The authors of the ranking themselves also speak of rising prices. In the first nine months of 2022, they said, Russia faced unprecedented sanctions pressure, which translated into higher costs for goods and services at almost all levels. Nevertheless, the Arctic regions, which should have been hit very hard by these dynamics, have mostly either maintained their positions (like the YNAA, NAA, Murmansk Region) or improved their rating (Chukotka Autonomous Area, Yakutia, Komi Republic and Krasnoyarsk Territory). Only two of the nine regions lost their positions: Arkhangelsk Region moved from 24th to 30th place and the Republic of Karelia moved from 24th to 35th place.
According to Konstantin Kalachev, head of the Political Expert Group, who commented for Izvestia, the reason for the Arctic regions' success lies in a combination of savvy management and a wealth of resources and opportunities. 'This includes the availability of minerals, appropriate logistics and human resources. The northern regions of Russia have all this,' said the expert. However, he pointed out that many businesses have lost relevance as a result of the sanctions, and therefore many regions have experienced a decline in economic growth. Meanwhile, it is in the Arctic regions that large-scale projects continue to be implemented for the long term.

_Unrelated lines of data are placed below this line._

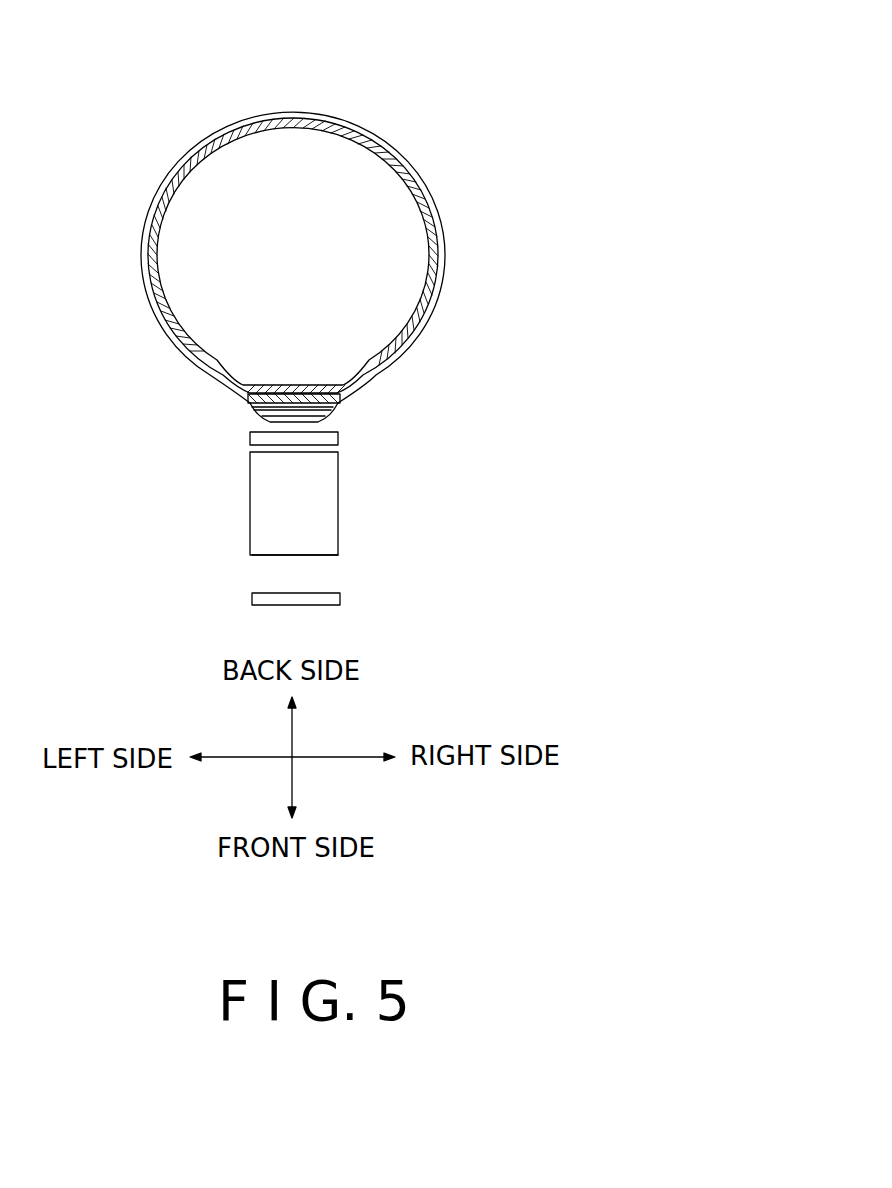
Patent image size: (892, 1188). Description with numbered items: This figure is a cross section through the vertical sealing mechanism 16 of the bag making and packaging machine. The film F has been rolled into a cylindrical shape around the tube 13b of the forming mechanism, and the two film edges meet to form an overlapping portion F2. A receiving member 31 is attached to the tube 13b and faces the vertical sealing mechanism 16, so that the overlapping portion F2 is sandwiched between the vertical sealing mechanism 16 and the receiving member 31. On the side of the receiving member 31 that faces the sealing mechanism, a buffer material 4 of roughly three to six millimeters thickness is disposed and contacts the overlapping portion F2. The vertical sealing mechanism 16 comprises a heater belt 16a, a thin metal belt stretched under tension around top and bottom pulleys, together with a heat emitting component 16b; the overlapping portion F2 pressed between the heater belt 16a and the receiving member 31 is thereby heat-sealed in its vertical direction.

The film F is at (325, 113).
The tube 13b is at (420, 175).
The receiving member 31 is at (290, 400).
The buffer material 4 is at (263, 410).
The overlapping portion F2 is at (314, 427).
The vertical sealing mechanism 16 is at (356, 500).
The heater belt 16a is at (258, 442).
The heat emitting component 16b is at (325, 550).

Large-scale projects to create comprehensive transport and social infrastructure are being implemented in the territories of the AZRF entities. For example, a new nuclear-powered icebreaker of Project 2220, the Ural, was commissioned in 2022, and the second ship of the project, the Yakutia, was launched. Once the tests are completed, it will be up and running in 2024. As of 15 December 2022, the volume of cargo transported along the North Sea Route had reached the target of 32 mn tons. The objective of the federal project titled 'Development of the North Sea Route' is to achieve a transport volume of 80 mn tons by 2024 and up to 150 mn tons by 2030. The existing ports along the entire length of the NSR are being actively upgraded, and new ones are being built—the port of Indiga, for example, is due to start operating in 2025. All this should support the Arctic economy.
A significant share of transport is also provided by large mining companies. These include the Yamal-LNG project, the development of the Syradasayskoye coal field, the development of new oil wells by Vostok Oil, preparations to start developing the Kolmozerskoye lithium field, as well as other projects.
A total of 552 residents operate in the AZRF with a total declared investment of RUB 821.297 bn. The new company receives zero income tax for 10 years, a 75% subsidy on insurance premiums and 0.5% of the current MET rate for solid minerals. Residents also pay land and property taxes at a reduced rate and operate under a simplified taxation scheme. Tax reductions and administrative preferences have, in recent years, made it possible to expand the economic potential of the Arctic regions significantly, resulting in the creation of new jobs, the expansion of existing companies and the emergence of new projects.